GDP is the indicator that shows the value of the total production of final goods and services of the economic agents that operate in a country, during a given period.
Before explaining the three calculation approaches to estimate the GDP of an economy, it is needed to have a good knowledge about some basic concepts that appear in every definition of GDP.
First, what are final goods and services? Those that are sold for their final use; the so-called intermediate goods and services, which are those used to produce the previous ones, are not included, because, otherwise, the value of the product would be doubled. For example, if a company purchases goods worth 100 c.u., 200 c.u., and 300 c.u. to manufacture its product, which it sells for 1,200 c.u., only 1,200 c.u. are computed, which already include the amounts paid to other suppliers for the goods purchased.
Second, GDP includes goods and services produced by residents within the country under study, regardless of whether whoever manufactured them is a national of that country or a foreigner. For example, if an American company has a factory in Portugal, the value of the products of this factory will be part of the Portuguese GDP.
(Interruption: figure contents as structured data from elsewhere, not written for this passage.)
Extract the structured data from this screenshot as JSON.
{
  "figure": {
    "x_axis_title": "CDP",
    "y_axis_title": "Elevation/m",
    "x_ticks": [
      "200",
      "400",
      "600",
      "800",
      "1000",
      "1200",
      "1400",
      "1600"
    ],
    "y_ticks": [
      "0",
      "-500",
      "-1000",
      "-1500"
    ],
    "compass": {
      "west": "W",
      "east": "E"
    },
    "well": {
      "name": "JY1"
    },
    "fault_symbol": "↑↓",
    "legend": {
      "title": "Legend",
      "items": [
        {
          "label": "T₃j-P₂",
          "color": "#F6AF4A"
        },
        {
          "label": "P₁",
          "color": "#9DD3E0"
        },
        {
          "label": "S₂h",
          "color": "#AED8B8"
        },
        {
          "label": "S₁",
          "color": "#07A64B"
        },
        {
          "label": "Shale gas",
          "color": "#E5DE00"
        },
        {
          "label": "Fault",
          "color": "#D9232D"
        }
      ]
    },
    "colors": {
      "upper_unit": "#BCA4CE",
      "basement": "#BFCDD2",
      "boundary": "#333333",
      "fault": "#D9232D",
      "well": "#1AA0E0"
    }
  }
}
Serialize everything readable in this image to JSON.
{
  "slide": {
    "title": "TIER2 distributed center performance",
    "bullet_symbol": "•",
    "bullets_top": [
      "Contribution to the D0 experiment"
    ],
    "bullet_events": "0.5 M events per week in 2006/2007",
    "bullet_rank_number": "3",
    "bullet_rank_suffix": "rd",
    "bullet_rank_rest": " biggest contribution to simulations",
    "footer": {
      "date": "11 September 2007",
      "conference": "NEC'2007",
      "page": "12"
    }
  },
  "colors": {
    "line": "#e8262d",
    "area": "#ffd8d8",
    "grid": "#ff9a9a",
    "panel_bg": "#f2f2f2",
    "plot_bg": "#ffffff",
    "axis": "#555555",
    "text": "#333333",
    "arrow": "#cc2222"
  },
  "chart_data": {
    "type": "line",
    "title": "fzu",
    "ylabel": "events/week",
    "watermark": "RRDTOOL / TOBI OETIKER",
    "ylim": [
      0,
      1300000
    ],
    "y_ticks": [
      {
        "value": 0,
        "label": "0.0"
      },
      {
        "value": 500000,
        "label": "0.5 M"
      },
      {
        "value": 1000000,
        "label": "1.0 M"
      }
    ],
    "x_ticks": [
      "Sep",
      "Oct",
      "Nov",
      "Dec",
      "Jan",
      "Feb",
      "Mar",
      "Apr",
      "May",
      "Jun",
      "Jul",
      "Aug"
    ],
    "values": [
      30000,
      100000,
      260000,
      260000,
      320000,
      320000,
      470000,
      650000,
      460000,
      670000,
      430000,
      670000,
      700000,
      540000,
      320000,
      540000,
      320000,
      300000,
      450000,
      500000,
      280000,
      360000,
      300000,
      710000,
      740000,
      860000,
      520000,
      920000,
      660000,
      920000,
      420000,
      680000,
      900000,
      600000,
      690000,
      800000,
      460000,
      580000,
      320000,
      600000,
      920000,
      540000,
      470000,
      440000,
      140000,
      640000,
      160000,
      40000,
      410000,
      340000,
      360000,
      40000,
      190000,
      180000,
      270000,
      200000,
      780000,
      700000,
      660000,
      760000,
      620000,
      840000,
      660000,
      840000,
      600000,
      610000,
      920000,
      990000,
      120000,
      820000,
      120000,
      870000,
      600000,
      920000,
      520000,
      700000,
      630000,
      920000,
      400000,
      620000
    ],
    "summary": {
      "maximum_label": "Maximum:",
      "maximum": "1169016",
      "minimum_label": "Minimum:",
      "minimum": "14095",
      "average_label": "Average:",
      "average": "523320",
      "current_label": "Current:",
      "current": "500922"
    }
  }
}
As noted above, there are several approaches to estimating GDP:
- Production approach (supply): Considers the GDP as the sum of the total production of each of the sectors of the economy.
- Income approach: Considers the GDP as the sum of the income paid to the factors that have participated in the production (labour, capital, machinery, real estate).
- Expenditure approach (demand): It is the approach commonly used and consists of the sum of the expenditure on final goods and services made by families, companies, governments and the foreign sector.
It is assumed that the higher the GDP, the more activity and, the more activity, the higher the income. Regarding the limitations presented by GDP, the following should be highlighted:
- In the first place, it is inoperative when it comes to accounting for transactions that occur outside the market.
- It does not take into account possible quality improvements in production.
- It does not consider the effects of (negative) externalities of growth (e.g., air pollution).
- It does not reflect how the income it generates is distributed: A country may have a very high GDP, but income may be concentrated in a small part of the population.
- For the calculation of GDP, some economic activities that can be considered to deplete natural resources, such as the construction of houses in a natural setting, compute in a positive way.